Australia's millionaires pour more of their wealth into real estate than the rest of the world's rich, even though they appear worried about a housing bubble.
Property attracted 33 per cent of their wealth during the first quarter of 2014, well above the global average of 19.5 per cent, a report by global business and technology consultancy Capgemini and Royal Bank of Canada found.
But it was a drop from 41 per cent a year earlier.
"Record low interest rates in the country could be sowing fear of a property bubble, explaining the drop," the Asia-Pacific wealth report said.
Still, Capgemini's wealth management specialist Dorus van den Biezenbos said Australian millionaires saw property as a safe investment.
"That is actually a cultural thing," he said.

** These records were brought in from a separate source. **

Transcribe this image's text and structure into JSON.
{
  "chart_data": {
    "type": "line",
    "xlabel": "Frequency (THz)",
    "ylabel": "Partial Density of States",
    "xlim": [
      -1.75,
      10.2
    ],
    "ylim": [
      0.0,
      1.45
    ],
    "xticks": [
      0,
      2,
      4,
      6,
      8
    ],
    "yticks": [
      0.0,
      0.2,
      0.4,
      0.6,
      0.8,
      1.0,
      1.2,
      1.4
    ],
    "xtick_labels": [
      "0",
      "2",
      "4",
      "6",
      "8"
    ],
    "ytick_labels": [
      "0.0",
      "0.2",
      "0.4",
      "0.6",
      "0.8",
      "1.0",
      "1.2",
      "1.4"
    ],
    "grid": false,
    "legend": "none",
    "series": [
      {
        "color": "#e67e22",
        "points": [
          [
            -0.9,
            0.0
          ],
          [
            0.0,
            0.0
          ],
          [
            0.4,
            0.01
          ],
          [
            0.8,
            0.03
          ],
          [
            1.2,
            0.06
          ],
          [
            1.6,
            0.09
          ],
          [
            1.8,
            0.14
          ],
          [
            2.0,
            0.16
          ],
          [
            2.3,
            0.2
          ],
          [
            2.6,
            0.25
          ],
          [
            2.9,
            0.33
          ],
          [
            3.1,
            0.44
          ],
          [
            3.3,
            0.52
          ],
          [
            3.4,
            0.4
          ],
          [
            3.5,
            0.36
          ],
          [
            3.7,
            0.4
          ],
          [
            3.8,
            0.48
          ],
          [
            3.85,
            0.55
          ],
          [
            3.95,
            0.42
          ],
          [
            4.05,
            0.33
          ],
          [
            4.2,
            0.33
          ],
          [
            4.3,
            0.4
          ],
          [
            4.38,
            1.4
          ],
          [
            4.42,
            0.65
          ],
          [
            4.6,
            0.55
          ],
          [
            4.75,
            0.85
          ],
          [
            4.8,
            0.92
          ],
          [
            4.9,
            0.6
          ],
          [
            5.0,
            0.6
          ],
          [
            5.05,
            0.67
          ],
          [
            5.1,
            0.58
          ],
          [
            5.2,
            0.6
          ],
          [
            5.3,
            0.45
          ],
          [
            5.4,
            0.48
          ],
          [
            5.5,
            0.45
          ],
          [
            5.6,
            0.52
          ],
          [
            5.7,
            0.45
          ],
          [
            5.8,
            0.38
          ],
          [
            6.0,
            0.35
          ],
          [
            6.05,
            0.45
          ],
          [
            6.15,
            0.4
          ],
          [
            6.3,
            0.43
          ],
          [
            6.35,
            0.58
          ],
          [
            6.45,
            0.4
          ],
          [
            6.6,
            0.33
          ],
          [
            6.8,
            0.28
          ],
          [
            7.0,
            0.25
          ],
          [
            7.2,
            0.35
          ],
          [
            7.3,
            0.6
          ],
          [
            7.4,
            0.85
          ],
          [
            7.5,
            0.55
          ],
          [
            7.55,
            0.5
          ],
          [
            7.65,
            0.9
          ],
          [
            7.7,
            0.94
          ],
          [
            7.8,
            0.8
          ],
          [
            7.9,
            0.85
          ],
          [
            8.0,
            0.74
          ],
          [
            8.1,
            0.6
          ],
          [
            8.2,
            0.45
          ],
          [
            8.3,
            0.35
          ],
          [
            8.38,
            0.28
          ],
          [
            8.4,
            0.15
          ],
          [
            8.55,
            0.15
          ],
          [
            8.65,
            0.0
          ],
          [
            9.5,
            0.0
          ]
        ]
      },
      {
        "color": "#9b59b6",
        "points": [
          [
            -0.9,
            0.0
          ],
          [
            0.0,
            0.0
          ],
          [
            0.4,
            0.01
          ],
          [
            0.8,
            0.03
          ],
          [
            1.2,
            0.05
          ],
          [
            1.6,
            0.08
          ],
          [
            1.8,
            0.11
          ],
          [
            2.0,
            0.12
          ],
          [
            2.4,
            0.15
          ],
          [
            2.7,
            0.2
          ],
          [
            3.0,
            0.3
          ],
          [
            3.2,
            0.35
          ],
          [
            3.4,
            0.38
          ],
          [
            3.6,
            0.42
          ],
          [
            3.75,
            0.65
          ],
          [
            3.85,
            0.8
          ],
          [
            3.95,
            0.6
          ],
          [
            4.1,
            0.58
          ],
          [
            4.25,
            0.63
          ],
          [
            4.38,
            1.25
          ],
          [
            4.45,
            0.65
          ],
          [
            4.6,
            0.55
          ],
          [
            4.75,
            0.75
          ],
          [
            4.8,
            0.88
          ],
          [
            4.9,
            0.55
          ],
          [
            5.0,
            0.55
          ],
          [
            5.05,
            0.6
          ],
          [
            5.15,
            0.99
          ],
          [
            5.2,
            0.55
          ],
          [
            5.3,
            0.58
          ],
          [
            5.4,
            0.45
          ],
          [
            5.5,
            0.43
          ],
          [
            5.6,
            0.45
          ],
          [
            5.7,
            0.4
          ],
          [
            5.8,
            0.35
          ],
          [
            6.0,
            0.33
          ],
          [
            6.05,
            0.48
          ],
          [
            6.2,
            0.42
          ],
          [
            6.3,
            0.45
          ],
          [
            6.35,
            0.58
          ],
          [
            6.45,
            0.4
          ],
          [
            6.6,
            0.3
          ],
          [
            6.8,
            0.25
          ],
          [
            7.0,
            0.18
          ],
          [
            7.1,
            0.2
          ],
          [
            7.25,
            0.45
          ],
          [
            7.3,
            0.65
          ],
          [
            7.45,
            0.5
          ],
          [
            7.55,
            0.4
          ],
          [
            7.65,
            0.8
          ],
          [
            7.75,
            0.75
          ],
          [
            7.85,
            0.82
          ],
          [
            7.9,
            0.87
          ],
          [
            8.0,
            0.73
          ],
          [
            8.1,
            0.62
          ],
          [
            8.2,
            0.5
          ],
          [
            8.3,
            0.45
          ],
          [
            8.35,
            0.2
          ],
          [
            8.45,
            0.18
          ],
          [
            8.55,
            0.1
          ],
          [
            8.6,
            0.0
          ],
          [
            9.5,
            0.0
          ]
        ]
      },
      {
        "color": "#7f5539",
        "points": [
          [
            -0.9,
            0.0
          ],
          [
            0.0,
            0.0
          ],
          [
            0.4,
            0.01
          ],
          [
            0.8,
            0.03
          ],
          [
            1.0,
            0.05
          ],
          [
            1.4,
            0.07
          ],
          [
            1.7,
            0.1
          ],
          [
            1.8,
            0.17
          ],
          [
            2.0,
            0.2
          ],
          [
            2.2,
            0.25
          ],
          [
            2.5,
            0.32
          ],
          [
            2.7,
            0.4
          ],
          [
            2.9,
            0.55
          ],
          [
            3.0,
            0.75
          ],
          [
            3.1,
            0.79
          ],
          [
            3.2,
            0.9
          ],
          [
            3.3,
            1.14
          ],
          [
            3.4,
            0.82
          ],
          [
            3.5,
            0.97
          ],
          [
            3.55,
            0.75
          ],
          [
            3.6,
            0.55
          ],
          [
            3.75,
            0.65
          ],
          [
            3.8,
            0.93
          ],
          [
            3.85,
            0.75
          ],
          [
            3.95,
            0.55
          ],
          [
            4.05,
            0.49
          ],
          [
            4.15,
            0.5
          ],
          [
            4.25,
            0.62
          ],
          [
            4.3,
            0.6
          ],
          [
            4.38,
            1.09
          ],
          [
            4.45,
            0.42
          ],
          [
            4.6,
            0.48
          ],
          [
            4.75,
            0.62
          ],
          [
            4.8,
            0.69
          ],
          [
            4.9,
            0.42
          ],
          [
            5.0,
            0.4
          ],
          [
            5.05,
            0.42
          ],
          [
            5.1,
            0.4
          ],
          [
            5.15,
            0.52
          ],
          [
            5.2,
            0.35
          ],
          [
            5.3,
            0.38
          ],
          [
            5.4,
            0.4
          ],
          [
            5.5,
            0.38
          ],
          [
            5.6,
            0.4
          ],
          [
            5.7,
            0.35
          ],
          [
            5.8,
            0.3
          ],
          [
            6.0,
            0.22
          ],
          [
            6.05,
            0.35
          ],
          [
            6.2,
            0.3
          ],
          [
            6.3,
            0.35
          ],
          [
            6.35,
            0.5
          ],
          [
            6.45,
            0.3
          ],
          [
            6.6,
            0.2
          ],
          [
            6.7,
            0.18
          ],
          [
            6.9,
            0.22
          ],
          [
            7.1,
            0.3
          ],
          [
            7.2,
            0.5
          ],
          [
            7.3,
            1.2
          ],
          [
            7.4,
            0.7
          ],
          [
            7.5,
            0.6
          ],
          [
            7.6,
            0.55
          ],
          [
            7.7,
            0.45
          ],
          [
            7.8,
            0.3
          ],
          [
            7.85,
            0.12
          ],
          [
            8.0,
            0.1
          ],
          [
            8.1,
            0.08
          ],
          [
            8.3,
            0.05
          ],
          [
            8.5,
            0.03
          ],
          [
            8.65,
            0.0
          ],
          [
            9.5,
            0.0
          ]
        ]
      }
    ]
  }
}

"They buy investment properties because they've seen it growing over the last few years, in some cases by double digit figures."
The number of Australian "high net worth individuals" - those with assets worth more than $1 million, outside of the home they live in - increased by 5.8 per cent last year, to 218,700.
That growth was driven mainly by a 6.5 per cent increase in property prices.
Wealthy Australians have placed 22 per cent of their riches in equities, below the world average of 26.5 per cent.
Low interest rates are also turning investors off fixed-income assets, with just 11 per cent of wealth going into bonds, compared with the world average of 17 per cent.